Determine the number of distinct characteristic polynomial in $M_{2 \times 2} ( Z_{2})$ Determine the number of distinct characteristic polynomial in $M_{2 \times 2} ( Z_{2})$ $?$
The question has already been asked here before.
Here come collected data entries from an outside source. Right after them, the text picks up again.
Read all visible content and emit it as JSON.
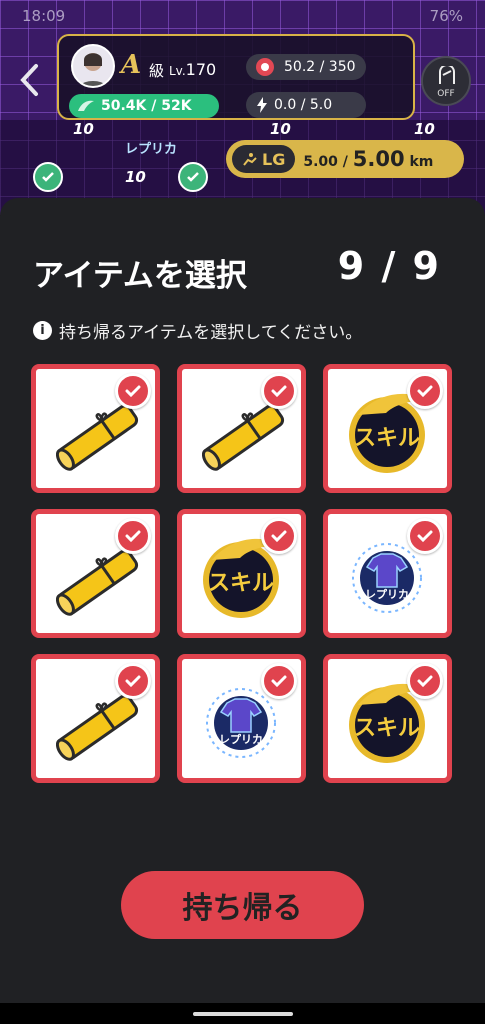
{
  "status_bar": {
    "time": "18:09",
    "battery": "76%"
  },
  "profile": {
    "rank_letter": "A",
    "rank_class": "級",
    "level_prefix": "Lv.",
    "level": "170",
    "coins": "50.4K / 52K",
    "energy": "50.2 / 350",
    "power": "0.0 / 5.0",
    "off_label": "OFF"
  },
  "distance": {
    "badge": "LG",
    "current": "5.00",
    "separator": " / ",
    "target": "5.00",
    "unit": "km"
  },
  "map_labels": {
    "reward_a": "10",
    "reward_b": "10",
    "reward_c": "10",
    "reward_d": "10",
    "reward_e": "10",
    "replica": "レプリカ"
  },
  "sheet": {
    "title": "アイテムを選択",
    "count": "9 / 9",
    "hint": "持ち帰るアイテムを選択してください。",
    "info_icon_text": "i",
    "take_button": "持ち帰る"
  },
  "items": [
    {
      "type": "scroll",
      "selected": true
    },
    {
      "type": "scroll",
      "selected": true
    },
    {
      "type": "skill",
      "label": "スキル",
      "selected": true
    },
    {
      "type": "scroll",
      "selected": true
    },
    {
      "type": "skill",
      "label": "スキル",
      "selected": true
    },
    {
      "type": "replica",
      "label": "レプリカ",
      "selected": true
    },
    {
      "type": "scroll",
      "selected": true
    },
    {
      "type": "replica",
      "label": "レプリカ",
      "selected": true
    },
    {
      "type": "skill",
      "label": "スキル",
      "selected": true
    }
  ],
  "colors": {
    "accent": "#e0434e",
    "gold": "#d9b64a",
    "green": "#2bbf7e",
    "sheet": "#202124"
  }
}
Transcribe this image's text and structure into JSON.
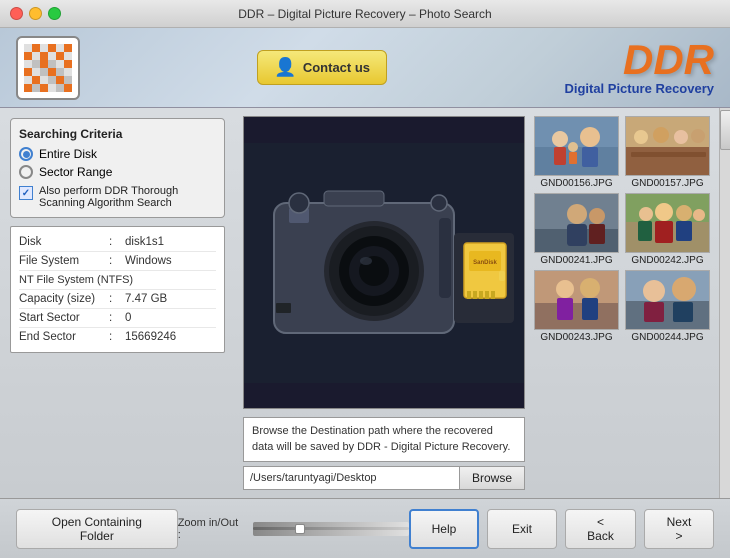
{
  "titlebar": {
    "title": "DDR – Digital Picture Recovery – Photo Search"
  },
  "header": {
    "contact_label": "Contact us",
    "brand_ddr": "DDR",
    "brand_sub": "Digital Picture Recovery"
  },
  "left_panel": {
    "search_criteria_title": "Searching Criteria",
    "option_entire_disk": "Entire Disk",
    "option_sector_range": "Sector Range",
    "algo_check_label": "Also perform DDR Thorough Scanning Algorithm Search",
    "info_rows": [
      {
        "label": "Disk",
        "colon": ":",
        "value": "disk1s1"
      },
      {
        "label": "File System",
        "colon": ":",
        "value": "Windows"
      },
      {
        "label": "NT File System (NTFS)",
        "colon": "",
        "value": ""
      },
      {
        "label": "Capacity (size)",
        "colon": ":",
        "value": "7.47 GB"
      },
      {
        "label": "Start Sector",
        "colon": ":",
        "value": "0"
      },
      {
        "label": "End Sector",
        "colon": ":",
        "value": "15669246"
      }
    ]
  },
  "center_panel": {
    "dest_text": "Browse the Destination path where the recovered data will be saved by DDR - Digital Picture Recovery.",
    "path_value": "/Users/taruntyagi/Desktop",
    "browse_label": "Browse"
  },
  "thumbnails": [
    {
      "label": "GND00156.JPG",
      "color_class": "thumb-people1"
    },
    {
      "label": "GND00157.JPG",
      "color_class": "thumb-people2"
    },
    {
      "label": "GND00241.JPG",
      "color_class": "thumb-people3"
    },
    {
      "label": "GND00242.JPG",
      "color_class": "thumb-people4"
    },
    {
      "label": "GND00243.JPG",
      "color_class": "thumb-people5"
    },
    {
      "label": "GND00244.JPG",
      "color_class": "thumb-people6"
    }
  ],
  "footer": {
    "open_folder_label": "Open Containing Folder",
    "zoom_label": "Zoom in/Out :",
    "help_label": "Help",
    "exit_label": "Exit",
    "back_label": "< Back",
    "next_label": "Next >"
  }
}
But that didn't clear my doubt.
The answer is $4$.
$t^{2}, t(t+1), t^{2} +1, t^{2} + t +1$
Can't we find more polynomials.
For example the matrix with all four entries $1$ is in  $M_{2 \times 2} ( Z_{2})$ $?$ and its characteristic polynomial is $t^{2} -2t$.
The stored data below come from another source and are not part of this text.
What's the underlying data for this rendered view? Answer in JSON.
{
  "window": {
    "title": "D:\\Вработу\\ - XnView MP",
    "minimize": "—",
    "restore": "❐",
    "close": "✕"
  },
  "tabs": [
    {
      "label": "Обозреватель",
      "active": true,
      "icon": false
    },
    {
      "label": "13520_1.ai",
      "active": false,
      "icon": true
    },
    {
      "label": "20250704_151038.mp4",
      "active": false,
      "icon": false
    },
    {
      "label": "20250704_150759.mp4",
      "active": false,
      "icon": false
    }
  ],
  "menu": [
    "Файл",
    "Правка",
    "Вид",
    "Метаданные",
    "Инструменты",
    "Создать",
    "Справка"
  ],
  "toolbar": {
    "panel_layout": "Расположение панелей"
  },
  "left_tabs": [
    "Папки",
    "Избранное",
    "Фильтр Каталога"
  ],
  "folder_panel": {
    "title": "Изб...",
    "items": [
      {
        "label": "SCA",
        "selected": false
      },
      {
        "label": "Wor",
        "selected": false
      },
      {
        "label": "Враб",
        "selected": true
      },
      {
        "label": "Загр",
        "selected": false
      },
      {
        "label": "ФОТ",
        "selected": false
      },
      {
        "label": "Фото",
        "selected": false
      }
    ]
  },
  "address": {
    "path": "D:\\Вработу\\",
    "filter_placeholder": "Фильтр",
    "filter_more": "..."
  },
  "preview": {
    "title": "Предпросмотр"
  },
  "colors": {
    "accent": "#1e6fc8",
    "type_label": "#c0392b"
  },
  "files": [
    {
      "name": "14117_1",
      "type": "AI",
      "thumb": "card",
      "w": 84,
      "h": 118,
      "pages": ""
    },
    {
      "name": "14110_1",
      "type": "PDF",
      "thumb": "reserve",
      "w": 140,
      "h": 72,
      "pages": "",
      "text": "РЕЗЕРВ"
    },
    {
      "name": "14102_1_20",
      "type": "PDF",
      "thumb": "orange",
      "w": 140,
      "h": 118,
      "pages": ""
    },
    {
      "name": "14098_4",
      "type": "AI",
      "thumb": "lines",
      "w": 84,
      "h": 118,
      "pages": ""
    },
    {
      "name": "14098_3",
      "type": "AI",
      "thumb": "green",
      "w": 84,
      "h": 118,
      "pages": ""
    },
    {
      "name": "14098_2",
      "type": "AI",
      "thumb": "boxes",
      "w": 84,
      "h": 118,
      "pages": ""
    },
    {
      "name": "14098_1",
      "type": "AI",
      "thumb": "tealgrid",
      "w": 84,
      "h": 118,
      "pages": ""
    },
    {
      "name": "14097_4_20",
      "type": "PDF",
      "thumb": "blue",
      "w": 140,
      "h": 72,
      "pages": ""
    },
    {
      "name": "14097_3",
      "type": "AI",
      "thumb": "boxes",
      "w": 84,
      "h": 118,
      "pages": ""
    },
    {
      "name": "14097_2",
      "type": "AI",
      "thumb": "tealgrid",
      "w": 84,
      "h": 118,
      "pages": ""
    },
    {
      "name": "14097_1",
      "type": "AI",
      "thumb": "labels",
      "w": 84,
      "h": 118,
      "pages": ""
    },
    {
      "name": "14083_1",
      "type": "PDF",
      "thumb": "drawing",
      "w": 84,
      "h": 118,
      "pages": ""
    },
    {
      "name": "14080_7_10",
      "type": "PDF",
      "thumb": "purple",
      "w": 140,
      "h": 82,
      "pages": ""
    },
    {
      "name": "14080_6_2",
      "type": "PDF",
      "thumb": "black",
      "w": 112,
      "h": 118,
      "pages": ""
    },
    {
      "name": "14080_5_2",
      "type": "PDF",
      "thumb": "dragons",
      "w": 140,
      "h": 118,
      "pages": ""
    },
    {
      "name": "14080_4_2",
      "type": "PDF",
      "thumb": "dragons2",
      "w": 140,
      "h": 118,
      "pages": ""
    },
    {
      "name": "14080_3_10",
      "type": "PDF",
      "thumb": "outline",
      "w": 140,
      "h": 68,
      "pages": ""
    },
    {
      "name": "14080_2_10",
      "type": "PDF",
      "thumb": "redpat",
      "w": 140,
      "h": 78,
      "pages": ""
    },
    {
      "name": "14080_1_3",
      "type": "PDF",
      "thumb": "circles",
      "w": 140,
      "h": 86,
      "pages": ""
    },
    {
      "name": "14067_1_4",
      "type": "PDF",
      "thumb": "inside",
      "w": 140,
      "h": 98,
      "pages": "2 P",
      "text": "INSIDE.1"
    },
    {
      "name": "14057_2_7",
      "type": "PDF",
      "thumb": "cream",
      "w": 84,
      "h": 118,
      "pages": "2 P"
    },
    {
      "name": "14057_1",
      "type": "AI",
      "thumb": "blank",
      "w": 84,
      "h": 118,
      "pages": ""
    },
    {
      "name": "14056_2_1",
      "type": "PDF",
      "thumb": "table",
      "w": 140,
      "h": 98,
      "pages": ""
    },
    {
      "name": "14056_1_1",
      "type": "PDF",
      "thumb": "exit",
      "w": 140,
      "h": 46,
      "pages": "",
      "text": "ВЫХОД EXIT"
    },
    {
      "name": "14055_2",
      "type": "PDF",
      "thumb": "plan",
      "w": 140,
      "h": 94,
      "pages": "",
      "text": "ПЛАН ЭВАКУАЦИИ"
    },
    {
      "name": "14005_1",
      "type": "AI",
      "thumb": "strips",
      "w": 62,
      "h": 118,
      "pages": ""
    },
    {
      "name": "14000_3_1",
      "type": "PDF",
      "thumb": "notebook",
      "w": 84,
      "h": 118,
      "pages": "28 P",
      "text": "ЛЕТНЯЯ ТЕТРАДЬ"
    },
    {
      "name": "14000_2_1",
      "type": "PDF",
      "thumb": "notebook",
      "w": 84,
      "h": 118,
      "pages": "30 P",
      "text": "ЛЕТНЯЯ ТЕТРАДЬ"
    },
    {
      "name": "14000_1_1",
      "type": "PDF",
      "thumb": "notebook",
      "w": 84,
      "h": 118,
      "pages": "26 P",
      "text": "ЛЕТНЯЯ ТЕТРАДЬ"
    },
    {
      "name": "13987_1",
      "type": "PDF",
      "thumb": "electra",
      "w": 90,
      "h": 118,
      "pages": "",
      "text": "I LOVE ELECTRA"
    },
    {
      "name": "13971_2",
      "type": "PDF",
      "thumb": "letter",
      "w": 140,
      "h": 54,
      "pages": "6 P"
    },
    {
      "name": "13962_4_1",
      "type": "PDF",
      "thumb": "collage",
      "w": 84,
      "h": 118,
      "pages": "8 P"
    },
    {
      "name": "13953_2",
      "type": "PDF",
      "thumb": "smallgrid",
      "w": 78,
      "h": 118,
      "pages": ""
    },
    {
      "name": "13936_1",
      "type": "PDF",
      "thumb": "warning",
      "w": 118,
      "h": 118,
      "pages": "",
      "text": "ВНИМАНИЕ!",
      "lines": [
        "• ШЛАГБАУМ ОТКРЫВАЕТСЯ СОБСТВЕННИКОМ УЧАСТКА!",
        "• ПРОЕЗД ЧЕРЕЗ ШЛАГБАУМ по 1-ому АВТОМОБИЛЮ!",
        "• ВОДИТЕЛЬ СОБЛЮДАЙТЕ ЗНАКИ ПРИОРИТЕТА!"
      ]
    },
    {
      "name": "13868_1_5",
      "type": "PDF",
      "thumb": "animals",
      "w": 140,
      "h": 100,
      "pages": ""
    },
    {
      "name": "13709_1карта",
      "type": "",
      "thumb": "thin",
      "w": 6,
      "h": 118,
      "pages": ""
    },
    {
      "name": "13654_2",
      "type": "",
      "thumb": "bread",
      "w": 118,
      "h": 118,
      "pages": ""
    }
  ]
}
 A: Here I answer the more general question of the number of characteristic polynomials of matrices in $M_{n \times n}(\Bbb Z_2)$, which was originally posed by our OP Mathsaddict before editing.  Obviously, $n = 2$ is a special case of this general result.
First, an example: let
$A \in M_{3 \times 3}(\Bbb Z_2), \; A = I; \tag 1$
that is,
$A = \begin{bmatrix} 1 & 0 & 0 \\ 0 & 1 & 0 \\ 0 & 0 & 1 \end{bmatrix}; \tag 2$
then
$A - tI = \begin{bmatrix} 1 - t & 0 & 0 \\ 0 & 1- t & 0 \\ 0 & 0 & 1 - t \end{bmatrix}, \tag 3$
whence
$\det (A - tI) = (1 - t)^3 = 1 - 3t + 3t^2 - t^3 \equiv t^3 + t^2 + t + 1 \mod 2. \tag 4$
The above example was constructed in light of the original (unedited) version of the question in which the class of matrices under consideration was stated to be $M_{n \times n}(\Bbb Z_2)$; it is meant to show the existence of characteristic polynomials of degree other than $2$ for matrices in this class.
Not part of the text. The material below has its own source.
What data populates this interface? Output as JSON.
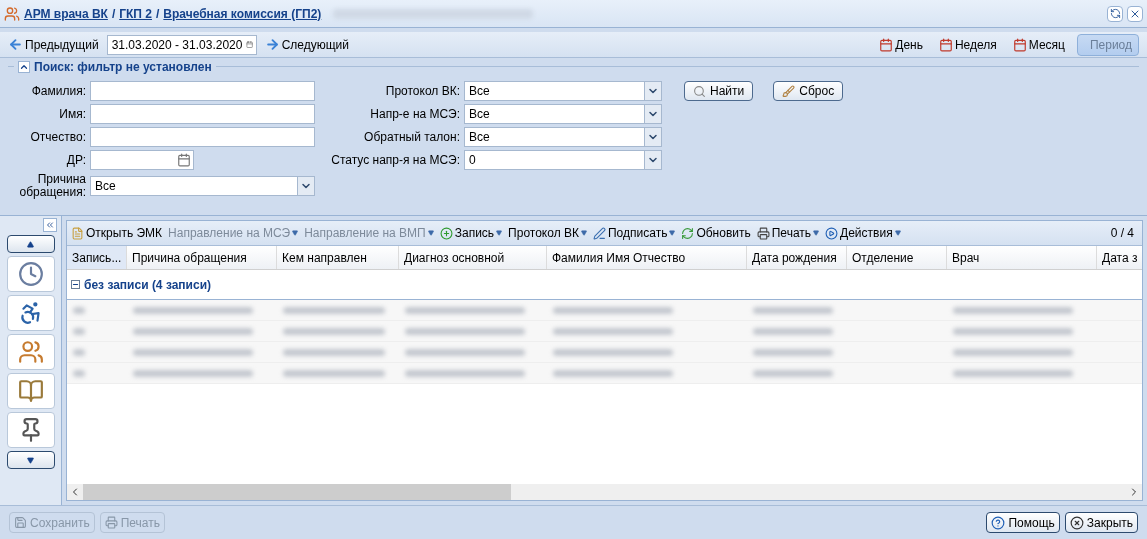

These things being said, we proceed with the general case of $M_{n \times n}(\Bbb Z_2)$:
Now let
$p(t) \in \Bbb Z_2[t], \; \deg p(t) = n, \tag 5$
viz.
$p(t) = \displaystyle \sum_0^n p_i t^i, \; p_i \in \Bbb Z_2, \; 0 \le i \le n; \tag 6$
we observe that $p(t)$ is monic, that is,
$p_n = 1 \in \Bbb Z_2; \tag 7$
consider the matrix
$C \in M_{n \times n}(\Bbb Z_2),  \tag 8$
$C = \begin{bmatrix} 0 & 0 & \ldots & 0 & p_0 \\ 1 & 0 & \ldots & 0 & p_1 \\ 0 & 1 & \ldots & 0 & p_2 \\ \vdots & \vdots & \ddots & \vdots & \vdots \\ 0 & 0 & \ldots & 1 & p_{n - 1} \end{bmatrix}; \tag 9$
we have
$\det(C - tI) = \det \left (  \begin{bmatrix} -t & 0 & \ldots & 0 & p_0 \\ 1 & -t & \ldots & 0 & p_1 \\ 0 & 1 & \ldots & 0 & p_2 \\ \vdots & \vdots & \ddots & \vdots & \vdots \\ 0 & 0 & \ldots & 1 & p_{n - 1} - t \end{bmatrix} \right ); \tag{10}$
when this determinant is expanded in minors along the last ($n$-th) column we obtain
$\det(C - tI) = \displaystyle \sum_0^n p_i t^i = p(t) \in \Bbb Z_2[t], \tag{11}$
where we have used the fact that
$-p_i = p_i, \; p_i \in \Bbb Z_2. \tag{12}$
The preceding discussion reveals that every polynomial as in (5)-(7) is in fact the characteristic polynomial of some $n \times n$ matrix over $\Bbb Z_2$.  How many such polynomials are there?  Since each such polynomial is monic, there are $n$ free coefficients $p_0$, $p_1$, . . ., $p_{n - 1}$, each of which may arbitrarily take on the values $0, 1 \in \Bbb Z_2$; thus their number in toto is $2^n$; this is the number of characteristic polynomials of matrices $C \in M_{n \times n}(\Bbb Z_2)$; the case $n = 2$ thus yields $2^2 = 4$ possible polynomials over $\Bbb Z_2$, corroborating the work of our OP.